‘Es imposible transmitir la voz humana a través de cables’ (1865)

Corría el año 1854 cuando Antonio Meucci, un ingeniero italiano que había emigrado a Estados Unidos, construyó un teléfono rudimentario para conectar la oficina en la que trabajaba con su dormitorio, en el que reposaba su esposa, aquejada de reumatismo. Como no disponía de los 250 dólares necesarios para patentar el invento, envió los planos y materiales a una empresa para que los estudiaran, pero no les prestaron la menor atención (¡unos genios, oiga usted!).
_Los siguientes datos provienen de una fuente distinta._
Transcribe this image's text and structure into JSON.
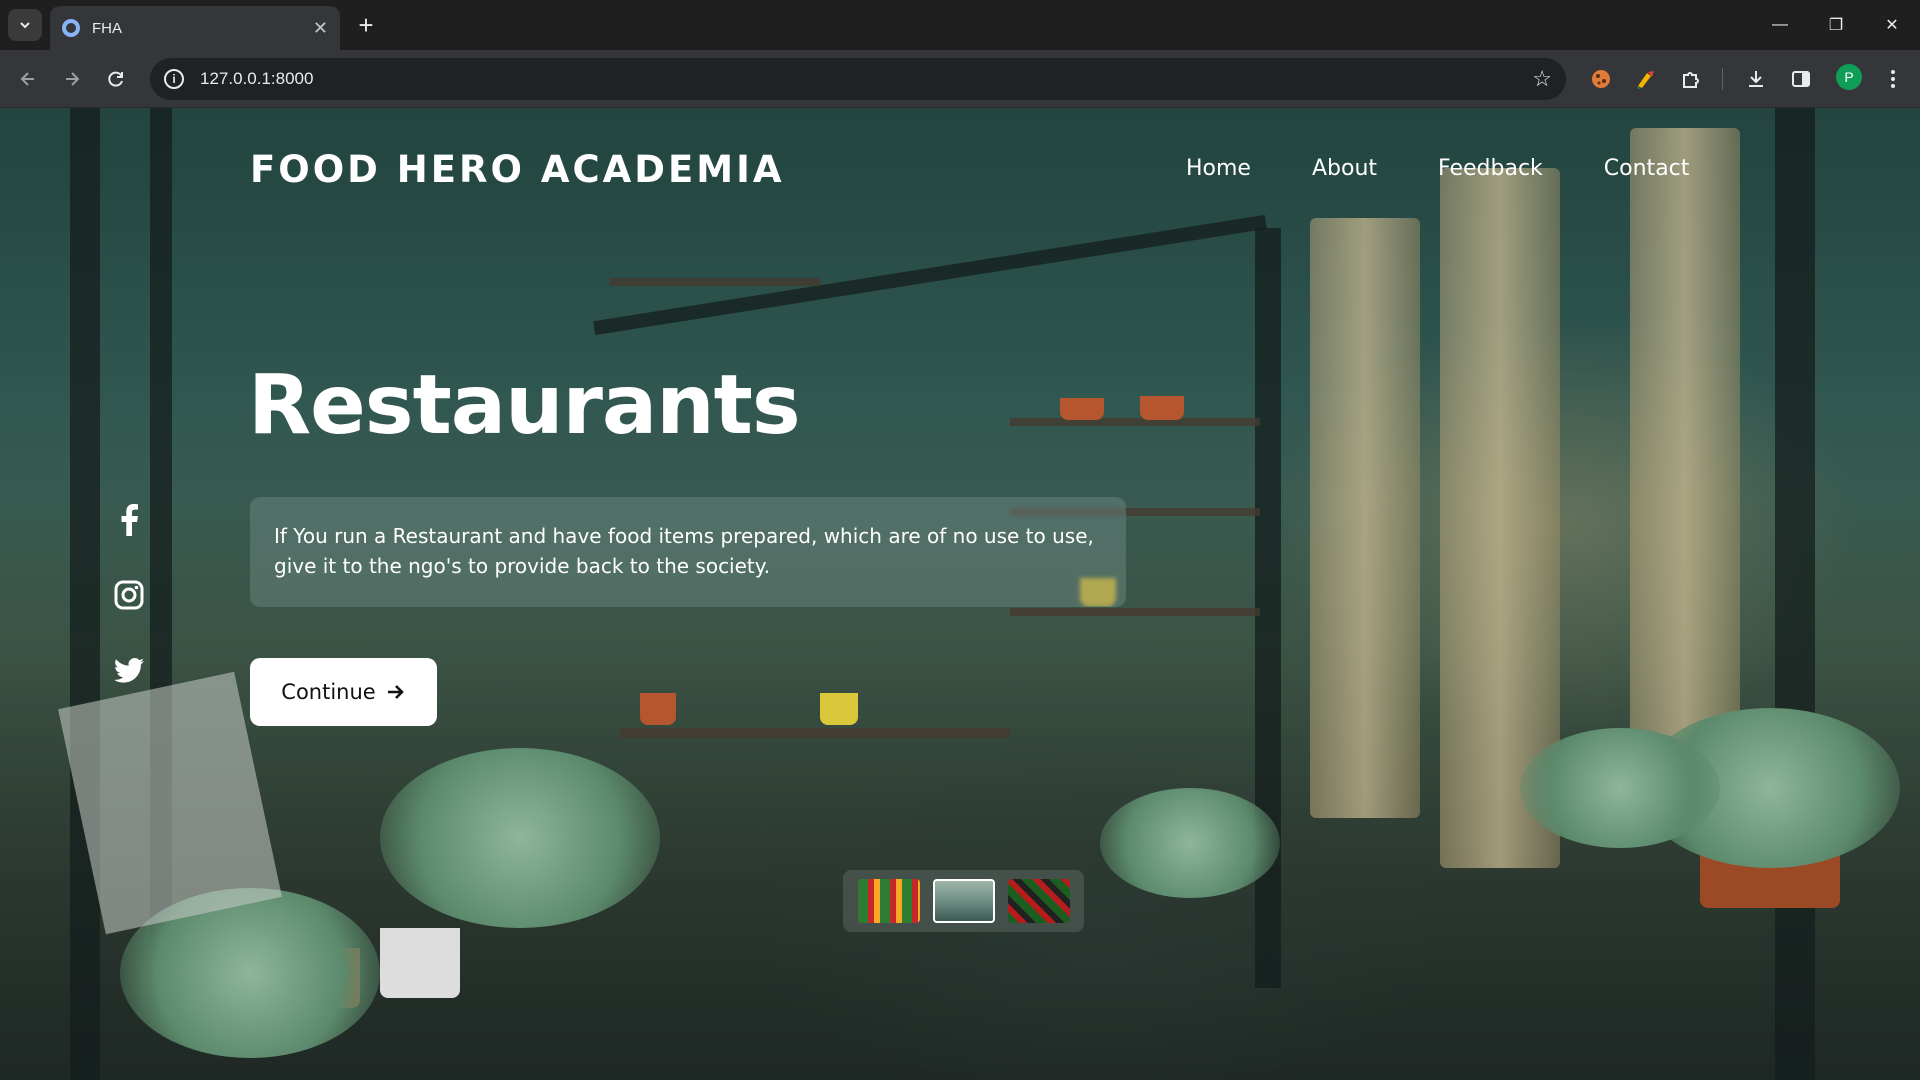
{
  "browser": {
    "tab_title": "FHA",
    "url": "127.0.0.1:8000",
    "profile_initial": "P"
  },
  "page": {
    "brand": "FOOD HERO ACADEMIA",
    "nav": [
      "Home",
      "About",
      "Feedback",
      "Contact"
    ],
    "headline": "Restaurants",
    "description": "If You run a Restaurant and have food items prepared, which are of no use to use, give it to the ngo's to provide back to the society.",
    "cta_label": "Continue",
    "social": [
      "facebook-icon",
      "instagram-icon",
      "twitter-icon"
    ],
    "thumbnails": [
      {
        "name": "thumbnail-1",
        "active": false,
        "colors": [
          "#2e7d32",
          "#c62828",
          "#f9a825"
        ]
      },
      {
        "name": "thumbnail-2",
        "active": true,
        "colors": [
          "#6e8f86",
          "#3d5a52",
          "#9fb3a8"
        ]
      },
      {
        "name": "thumbnail-3",
        "active": false,
        "colors": [
          "#1b5e20",
          "#b71c1c",
          "#212121"
        ]
      }
    ]
  }
}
Años después, la información cayó en manos de Alexander Graham Bell, que se sirvió de la misma para desarrollar su teléfono y patentarlo en 1876. Para él fueron el dinero, la fama y la gloria. Tanto es así que no fue hasta el 11 de junio de 2002 cuando el congreso de los Estados Unidos aprobó la resolución 269 que reconocía que el inventor no fue Bell sino Meucci.
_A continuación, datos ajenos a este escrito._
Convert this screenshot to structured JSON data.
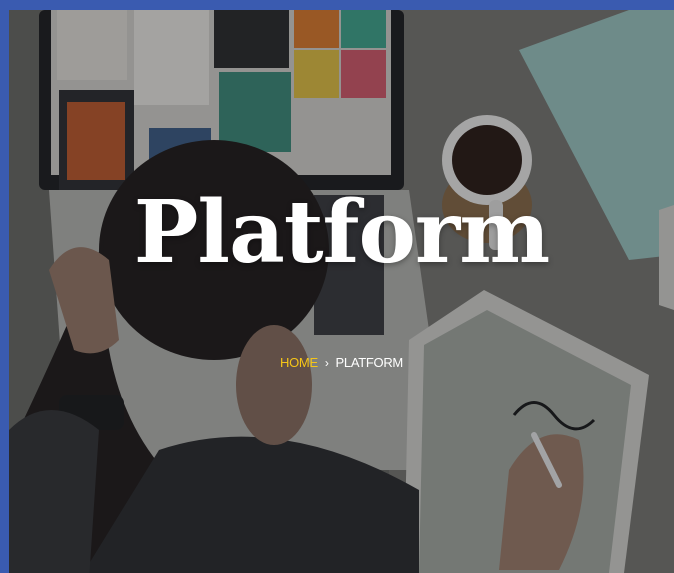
{
  "hero": {
    "title": "Platform"
  },
  "breadcrumb": {
    "home": "HOME",
    "separator": "›",
    "current": "PLATFORM"
  },
  "colors": {
    "frame": "#3a5bb0",
    "breadcrumb_home": "#f5c518",
    "title": "#ffffff"
  }
}
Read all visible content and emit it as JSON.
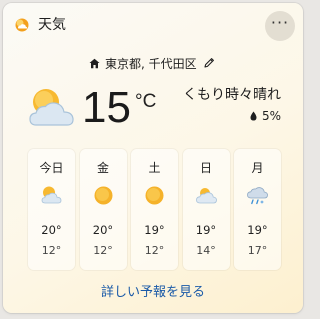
{
  "header": {
    "title": "天気",
    "more_label": "···"
  },
  "location": {
    "name": "東京都, 千代田区"
  },
  "current": {
    "temperature": "15",
    "unit": "°C",
    "condition": "くもり時々晴れ",
    "precipitation": "5%"
  },
  "forecast": [
    {
      "day": "今日",
      "icon": "partly-sunny-icon",
      "high": "20°",
      "low": "12°"
    },
    {
      "day": "金",
      "icon": "sunny-icon",
      "high": "20°",
      "low": "12°"
    },
    {
      "day": "土",
      "icon": "sunny-icon",
      "high": "19°",
      "low": "12°"
    },
    {
      "day": "日",
      "icon": "partly-cloudy-icon",
      "high": "19°",
      "low": "14°"
    },
    {
      "day": "月",
      "icon": "cloudy-sleet-icon",
      "high": "19°",
      "low": "17°"
    }
  ],
  "footer": {
    "link_label": "詳しい予報を見る"
  },
  "colors": {
    "link": "#1a5aa8",
    "sun": "#f5b72a",
    "cloud": "#cfe0ee",
    "accent": "#f0a020"
  }
}
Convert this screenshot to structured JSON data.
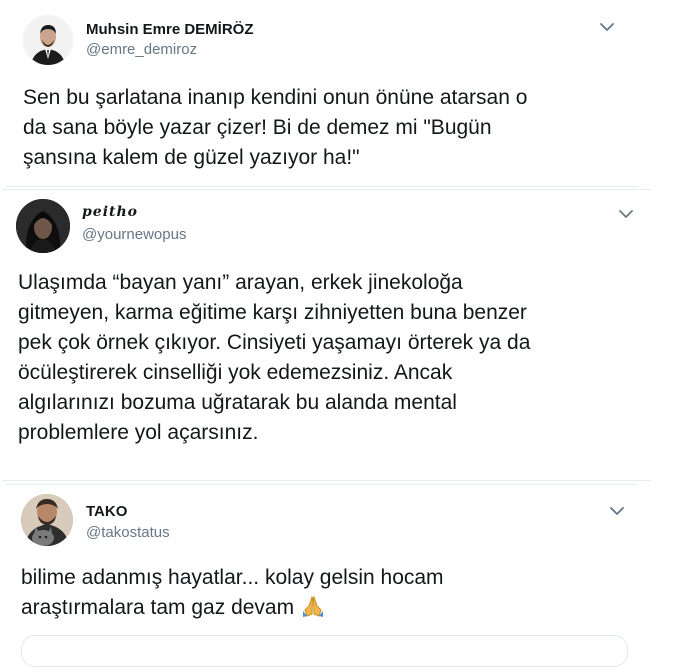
{
  "tweets": [
    {
      "name": "Muhsin Emre DEMİRÖZ",
      "handle": "@emre_demiroz",
      "avatar_icon": "avatar-man-suit",
      "lines": [
        "Sen bu şarlatana inanıp kendini onun önüne atarsan o",
        "da sana böyle yazar çizer! Bi de demez mi \"Bugün",
        "şansına kalem de güzel yazıyor ha!\""
      ]
    },
    {
      "name": "peitho",
      "handle": "@yournewopus",
      "avatar_icon": "avatar-woman-dark-hair",
      "lines": [
        "Ulaşımda “bayan yanı” arayan, erkek jinekoloğa",
        "gitmeyen, karma eğitime karşı zihniyetten buna benzer",
        "pek çok örnek çıkıyor. Cinsiyeti yaşamayı örterek ya da",
        "öcüleştirerek cinselliği yok edemezsiniz. Ancak",
        "algılarınızı bozuma uğratarak bu alanda mental",
        "problemlere yol açarsınız."
      ]
    },
    {
      "name": "TAKO",
      "handle": "@takostatus",
      "avatar_icon": "avatar-man-with-cat",
      "lines": [
        "bilime adanmış hayatlar... kolay gelsin hocam",
        "araştırmalara tam gaz devam"
      ],
      "emoji": "folded-hands-icon"
    }
  ],
  "colors": {
    "text": "#14171a",
    "handle": "#657786",
    "border": "#e6ecf0",
    "emoji": "#f2b84b"
  }
}
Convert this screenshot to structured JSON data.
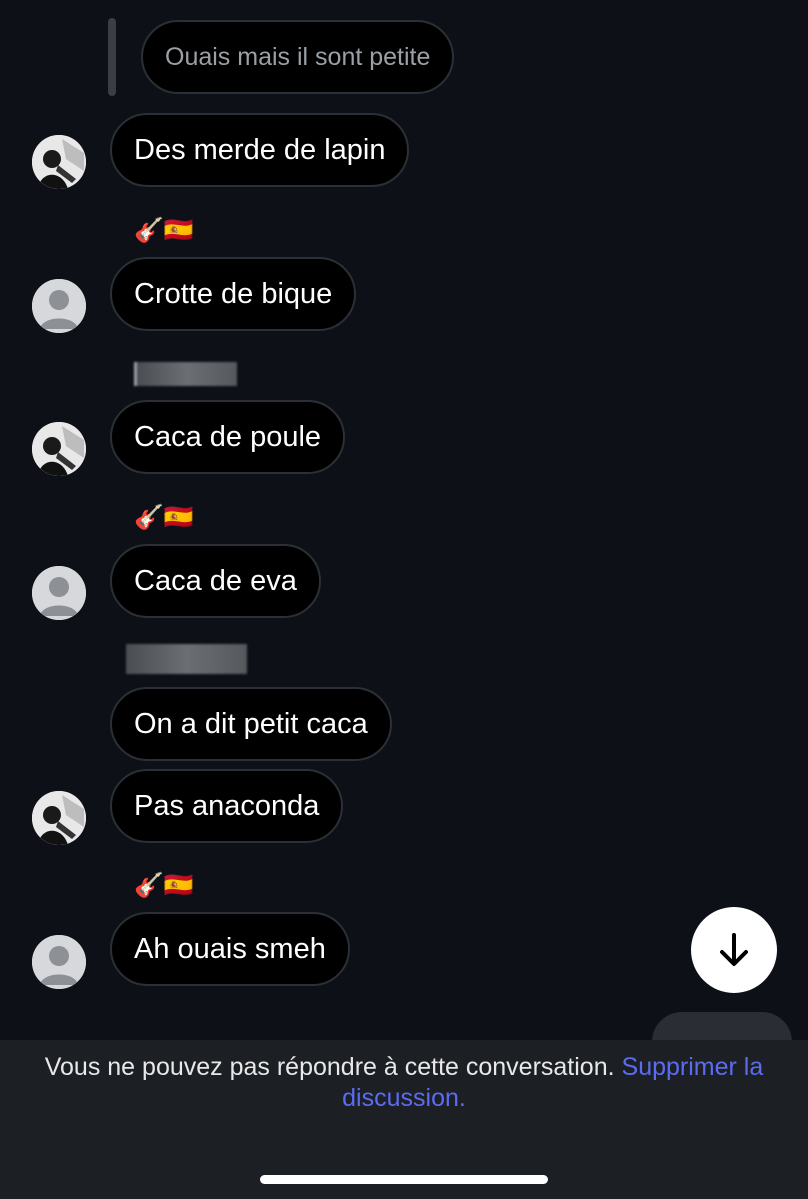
{
  "conversation": {
    "reply_preview": "Ouais mais il sont petite",
    "messages": [
      {
        "text": "Des merde de lapin"
      },
      {
        "text": "Crotte de bique"
      },
      {
        "text": "Caca de poule"
      },
      {
        "text": "Caca de eva"
      },
      {
        "text": "On a dit petit caca"
      },
      {
        "text": "Pas anaconda"
      },
      {
        "text": "Ah ouais smeh"
      }
    ],
    "sender_tag": "🎸🇪🇸"
  },
  "footer": {
    "notice": "Vous ne pouvez pas répondre à cette conversation.",
    "link": "Supprimer la discussion."
  },
  "icons": {
    "scroll_down": "arrow-down-icon",
    "avatar_default": "default-avatar-icon",
    "avatar_photo": "profile-photo-icon"
  },
  "colors": {
    "background": "#0d1117",
    "bubble": "#000000",
    "link": "#5b6cf0",
    "footer_bg": "#1c1f24"
  }
}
Como imaginaréis, a mediados de la década de 1860, poca gente, por no decir casi nadie, podía siquiera imaginar que fuera posible hablar con otras personas situadas a decenas o incluso centenares de kilómetros. Este extracto, que pertenece a una noticia publicada en un periódico de Boston en 1865, da fe de ello:

Un hombre de unos 43 años de edad llamado Joshua Coppersmith ha sido arrestado por intentar obtener financiación de personas ignorantes y supersticiosas exhibiendo un artefacto que según él puede conducir la voz humana a cualquier distancia mediante cables metálicos. Al instrumento lo llama «teléfono», tratando de imitar obviamente a la palabra «telégrafo» y ganarse la confianza de aquellos que conocen el éxito de este último aparato. Las personas bien informadas saben que es imposible transmitir la voz humana a través de cables, tal y como se puede conseguir con los puntos y los guiones gracias al código Morse. Las autoridades que han detenido al criminal deben ser felicitadas y se espera que el castigo llegará pronto y será el adecuado, de manera que servirá como ejemplo para otros delincuentes sin remordimientos que se enriquecen a expensas de sus semejantes.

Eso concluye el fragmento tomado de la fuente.